Everyone needs to have the vital four: Will, Living Will, Healthcare Power of Attorney and Durable Power of Attorney. If you have minor children, make sure you appoint a guardian as well! I won’t bore you with what they all mean – we will leave that to your attorney. Depending on your situation, revocable trusts can also be a good addition.
Investigate refinancing options: If you purchased your home or vehicle when loan rates where higher, consider investigating what it would cost to refinance these items at a lower interest rate. Even if interest rates have not decreased significantly, but you have seen a jump in your credit score since you made your purchase, the interest rate you might be approved for could help reduce your monthly payments while eliminating some of the interest that you would otherwise pay.
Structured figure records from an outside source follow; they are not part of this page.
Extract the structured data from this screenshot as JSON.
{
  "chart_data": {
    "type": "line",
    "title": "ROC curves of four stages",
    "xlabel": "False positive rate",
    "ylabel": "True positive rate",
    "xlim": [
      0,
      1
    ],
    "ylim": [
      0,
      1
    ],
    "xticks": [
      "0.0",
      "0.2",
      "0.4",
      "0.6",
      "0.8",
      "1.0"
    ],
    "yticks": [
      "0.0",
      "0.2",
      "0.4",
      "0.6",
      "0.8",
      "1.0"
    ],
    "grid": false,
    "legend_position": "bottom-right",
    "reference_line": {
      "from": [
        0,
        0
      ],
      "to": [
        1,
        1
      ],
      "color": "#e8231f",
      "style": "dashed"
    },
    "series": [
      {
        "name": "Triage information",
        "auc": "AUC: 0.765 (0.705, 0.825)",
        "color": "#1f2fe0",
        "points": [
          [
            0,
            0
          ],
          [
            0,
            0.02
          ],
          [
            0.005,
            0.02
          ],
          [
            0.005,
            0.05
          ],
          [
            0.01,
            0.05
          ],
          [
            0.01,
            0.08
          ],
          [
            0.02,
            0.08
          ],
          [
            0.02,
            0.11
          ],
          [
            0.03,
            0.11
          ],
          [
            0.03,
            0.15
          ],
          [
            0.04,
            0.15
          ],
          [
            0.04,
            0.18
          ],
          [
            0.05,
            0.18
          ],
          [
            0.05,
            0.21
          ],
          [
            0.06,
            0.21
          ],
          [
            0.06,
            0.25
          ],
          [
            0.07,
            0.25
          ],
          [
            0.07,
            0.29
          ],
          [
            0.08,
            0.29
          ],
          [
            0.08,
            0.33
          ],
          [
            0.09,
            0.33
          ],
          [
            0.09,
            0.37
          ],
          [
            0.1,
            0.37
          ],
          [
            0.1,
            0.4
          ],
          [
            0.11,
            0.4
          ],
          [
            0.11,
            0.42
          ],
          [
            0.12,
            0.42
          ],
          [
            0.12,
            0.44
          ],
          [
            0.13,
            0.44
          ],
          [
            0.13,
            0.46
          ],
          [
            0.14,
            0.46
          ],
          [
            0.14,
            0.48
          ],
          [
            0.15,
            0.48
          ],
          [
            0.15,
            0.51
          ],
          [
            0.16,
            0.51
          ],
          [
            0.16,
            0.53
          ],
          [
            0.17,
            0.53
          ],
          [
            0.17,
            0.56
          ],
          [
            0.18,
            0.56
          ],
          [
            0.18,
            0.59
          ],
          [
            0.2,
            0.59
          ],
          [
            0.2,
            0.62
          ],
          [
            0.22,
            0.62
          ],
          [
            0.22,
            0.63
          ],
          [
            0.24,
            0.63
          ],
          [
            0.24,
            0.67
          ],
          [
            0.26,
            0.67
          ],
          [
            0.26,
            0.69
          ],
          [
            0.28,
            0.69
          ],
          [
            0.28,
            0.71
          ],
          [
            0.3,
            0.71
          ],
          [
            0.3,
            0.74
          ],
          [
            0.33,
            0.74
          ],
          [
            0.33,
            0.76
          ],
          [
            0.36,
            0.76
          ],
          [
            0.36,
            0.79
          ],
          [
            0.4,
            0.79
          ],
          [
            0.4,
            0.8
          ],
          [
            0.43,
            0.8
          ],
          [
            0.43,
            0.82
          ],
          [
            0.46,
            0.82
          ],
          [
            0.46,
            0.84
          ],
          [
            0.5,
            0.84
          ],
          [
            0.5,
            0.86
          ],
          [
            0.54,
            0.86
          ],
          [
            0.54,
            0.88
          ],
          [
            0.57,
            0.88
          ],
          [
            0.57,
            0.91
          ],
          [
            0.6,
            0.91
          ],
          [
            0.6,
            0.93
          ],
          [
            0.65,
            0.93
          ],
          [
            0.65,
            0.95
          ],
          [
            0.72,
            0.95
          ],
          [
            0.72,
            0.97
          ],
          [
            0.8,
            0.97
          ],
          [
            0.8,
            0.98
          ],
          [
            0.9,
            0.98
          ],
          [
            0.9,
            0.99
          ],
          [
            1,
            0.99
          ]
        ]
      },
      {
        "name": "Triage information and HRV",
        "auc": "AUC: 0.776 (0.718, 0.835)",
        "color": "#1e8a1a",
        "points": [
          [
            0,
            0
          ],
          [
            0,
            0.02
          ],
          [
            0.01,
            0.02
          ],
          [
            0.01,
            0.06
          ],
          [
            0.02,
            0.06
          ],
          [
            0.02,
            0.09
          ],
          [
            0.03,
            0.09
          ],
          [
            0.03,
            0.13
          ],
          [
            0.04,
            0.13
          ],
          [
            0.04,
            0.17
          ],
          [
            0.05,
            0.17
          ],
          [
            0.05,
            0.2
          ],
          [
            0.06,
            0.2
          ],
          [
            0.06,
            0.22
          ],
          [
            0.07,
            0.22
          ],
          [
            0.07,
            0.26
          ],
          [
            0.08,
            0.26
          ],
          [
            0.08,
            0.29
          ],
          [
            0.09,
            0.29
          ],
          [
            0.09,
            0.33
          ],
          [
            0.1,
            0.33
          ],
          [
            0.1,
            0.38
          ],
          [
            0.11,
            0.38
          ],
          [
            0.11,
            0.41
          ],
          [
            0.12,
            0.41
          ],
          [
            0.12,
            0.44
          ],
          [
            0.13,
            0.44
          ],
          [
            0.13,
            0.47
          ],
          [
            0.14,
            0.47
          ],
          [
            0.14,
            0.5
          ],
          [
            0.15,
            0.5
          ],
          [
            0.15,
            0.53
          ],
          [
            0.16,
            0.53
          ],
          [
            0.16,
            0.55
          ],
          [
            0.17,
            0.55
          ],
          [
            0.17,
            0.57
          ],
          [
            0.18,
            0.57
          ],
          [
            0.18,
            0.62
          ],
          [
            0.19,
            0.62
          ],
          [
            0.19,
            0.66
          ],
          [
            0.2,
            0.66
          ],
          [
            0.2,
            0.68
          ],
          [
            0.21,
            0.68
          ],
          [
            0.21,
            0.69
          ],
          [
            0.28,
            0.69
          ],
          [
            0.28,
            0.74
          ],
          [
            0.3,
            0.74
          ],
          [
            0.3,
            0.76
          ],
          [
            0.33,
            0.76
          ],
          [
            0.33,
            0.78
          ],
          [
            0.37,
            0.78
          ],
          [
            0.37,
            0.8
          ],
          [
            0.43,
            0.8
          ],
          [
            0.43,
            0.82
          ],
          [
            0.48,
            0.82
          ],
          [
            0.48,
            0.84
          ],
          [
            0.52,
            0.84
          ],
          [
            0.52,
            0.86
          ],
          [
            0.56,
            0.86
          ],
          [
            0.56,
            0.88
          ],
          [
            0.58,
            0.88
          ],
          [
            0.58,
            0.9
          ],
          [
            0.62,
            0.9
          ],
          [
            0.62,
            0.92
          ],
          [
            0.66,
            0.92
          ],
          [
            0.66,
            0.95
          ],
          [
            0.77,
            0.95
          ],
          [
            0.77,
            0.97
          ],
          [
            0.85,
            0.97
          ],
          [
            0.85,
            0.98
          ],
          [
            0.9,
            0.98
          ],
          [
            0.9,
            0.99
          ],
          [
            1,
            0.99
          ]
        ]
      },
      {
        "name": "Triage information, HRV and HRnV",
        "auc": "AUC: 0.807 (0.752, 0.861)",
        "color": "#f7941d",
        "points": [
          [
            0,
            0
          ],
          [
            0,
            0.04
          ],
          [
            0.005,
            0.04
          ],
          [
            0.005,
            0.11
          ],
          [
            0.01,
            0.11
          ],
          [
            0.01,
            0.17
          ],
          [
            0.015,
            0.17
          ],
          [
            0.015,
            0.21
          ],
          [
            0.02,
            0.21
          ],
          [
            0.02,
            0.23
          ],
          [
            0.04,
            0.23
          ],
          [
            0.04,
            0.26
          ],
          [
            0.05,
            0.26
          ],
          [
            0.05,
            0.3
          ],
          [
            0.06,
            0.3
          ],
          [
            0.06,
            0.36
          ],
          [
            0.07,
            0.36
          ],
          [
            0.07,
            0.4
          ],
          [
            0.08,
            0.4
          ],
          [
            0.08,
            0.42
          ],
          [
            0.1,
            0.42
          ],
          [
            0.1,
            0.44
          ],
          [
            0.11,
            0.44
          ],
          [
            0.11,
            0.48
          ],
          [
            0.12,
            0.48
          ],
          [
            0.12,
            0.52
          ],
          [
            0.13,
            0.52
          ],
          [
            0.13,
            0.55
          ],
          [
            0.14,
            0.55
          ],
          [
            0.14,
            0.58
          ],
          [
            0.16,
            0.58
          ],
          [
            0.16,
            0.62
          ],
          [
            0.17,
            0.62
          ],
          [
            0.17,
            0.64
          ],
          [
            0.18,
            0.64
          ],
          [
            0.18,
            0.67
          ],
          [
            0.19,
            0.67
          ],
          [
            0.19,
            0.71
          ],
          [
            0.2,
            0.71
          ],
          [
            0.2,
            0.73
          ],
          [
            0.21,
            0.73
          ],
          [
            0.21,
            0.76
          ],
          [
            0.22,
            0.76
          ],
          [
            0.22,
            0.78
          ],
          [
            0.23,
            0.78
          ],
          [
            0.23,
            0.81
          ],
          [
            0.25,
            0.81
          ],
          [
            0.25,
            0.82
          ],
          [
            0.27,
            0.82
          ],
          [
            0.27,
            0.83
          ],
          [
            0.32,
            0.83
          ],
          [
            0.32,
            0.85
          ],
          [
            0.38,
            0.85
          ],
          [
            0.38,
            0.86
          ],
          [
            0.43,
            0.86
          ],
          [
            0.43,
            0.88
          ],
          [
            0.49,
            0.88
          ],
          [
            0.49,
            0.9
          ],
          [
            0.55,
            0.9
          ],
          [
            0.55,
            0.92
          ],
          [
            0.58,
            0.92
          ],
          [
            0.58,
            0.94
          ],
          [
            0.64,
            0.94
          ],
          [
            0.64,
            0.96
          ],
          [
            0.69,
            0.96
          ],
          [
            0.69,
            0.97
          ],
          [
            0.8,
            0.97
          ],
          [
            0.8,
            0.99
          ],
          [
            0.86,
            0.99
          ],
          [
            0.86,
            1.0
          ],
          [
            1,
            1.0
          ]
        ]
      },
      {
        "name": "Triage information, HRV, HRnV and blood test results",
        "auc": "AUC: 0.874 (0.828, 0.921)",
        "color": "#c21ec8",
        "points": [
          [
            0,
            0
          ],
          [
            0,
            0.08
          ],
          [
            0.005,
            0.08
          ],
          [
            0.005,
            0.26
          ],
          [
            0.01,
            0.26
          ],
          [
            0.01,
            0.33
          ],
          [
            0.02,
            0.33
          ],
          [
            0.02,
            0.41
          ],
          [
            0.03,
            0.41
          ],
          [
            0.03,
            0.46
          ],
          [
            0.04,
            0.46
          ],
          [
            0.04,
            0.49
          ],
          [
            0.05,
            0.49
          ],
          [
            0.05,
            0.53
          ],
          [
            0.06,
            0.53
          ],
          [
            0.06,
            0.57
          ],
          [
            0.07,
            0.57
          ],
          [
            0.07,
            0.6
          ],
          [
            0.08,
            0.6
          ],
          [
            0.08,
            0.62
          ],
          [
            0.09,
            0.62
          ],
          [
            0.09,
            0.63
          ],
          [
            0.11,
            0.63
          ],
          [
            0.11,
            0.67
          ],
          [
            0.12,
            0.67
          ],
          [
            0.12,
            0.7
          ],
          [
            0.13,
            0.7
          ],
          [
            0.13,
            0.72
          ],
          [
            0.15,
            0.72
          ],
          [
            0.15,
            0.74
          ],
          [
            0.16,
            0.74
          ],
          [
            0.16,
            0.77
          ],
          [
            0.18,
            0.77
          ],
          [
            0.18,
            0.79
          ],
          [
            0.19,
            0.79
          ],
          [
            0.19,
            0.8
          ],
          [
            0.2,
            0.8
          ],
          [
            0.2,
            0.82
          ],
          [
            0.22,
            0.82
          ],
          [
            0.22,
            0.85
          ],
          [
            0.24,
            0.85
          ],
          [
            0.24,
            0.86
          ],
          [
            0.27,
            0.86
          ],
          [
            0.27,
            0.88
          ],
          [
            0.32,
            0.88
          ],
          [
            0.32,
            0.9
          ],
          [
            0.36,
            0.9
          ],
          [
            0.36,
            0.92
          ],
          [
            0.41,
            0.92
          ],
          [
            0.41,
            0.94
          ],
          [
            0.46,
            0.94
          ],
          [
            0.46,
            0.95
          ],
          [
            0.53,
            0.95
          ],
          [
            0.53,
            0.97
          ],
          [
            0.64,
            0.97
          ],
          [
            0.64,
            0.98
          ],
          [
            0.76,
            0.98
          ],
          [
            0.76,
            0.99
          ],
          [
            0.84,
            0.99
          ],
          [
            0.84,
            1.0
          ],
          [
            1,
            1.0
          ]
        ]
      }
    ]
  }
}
There you have it, now make sure you block a few hours once per year to go through your new every-year to do list.
Written by Chad Chubb, CFP®
Disclosure: This information is for general purposes only. This information is not intended to be a substitute for specific professional financial or tax advice, as individual circumstances vary. Please see a financial professional in regards to your own individual situation.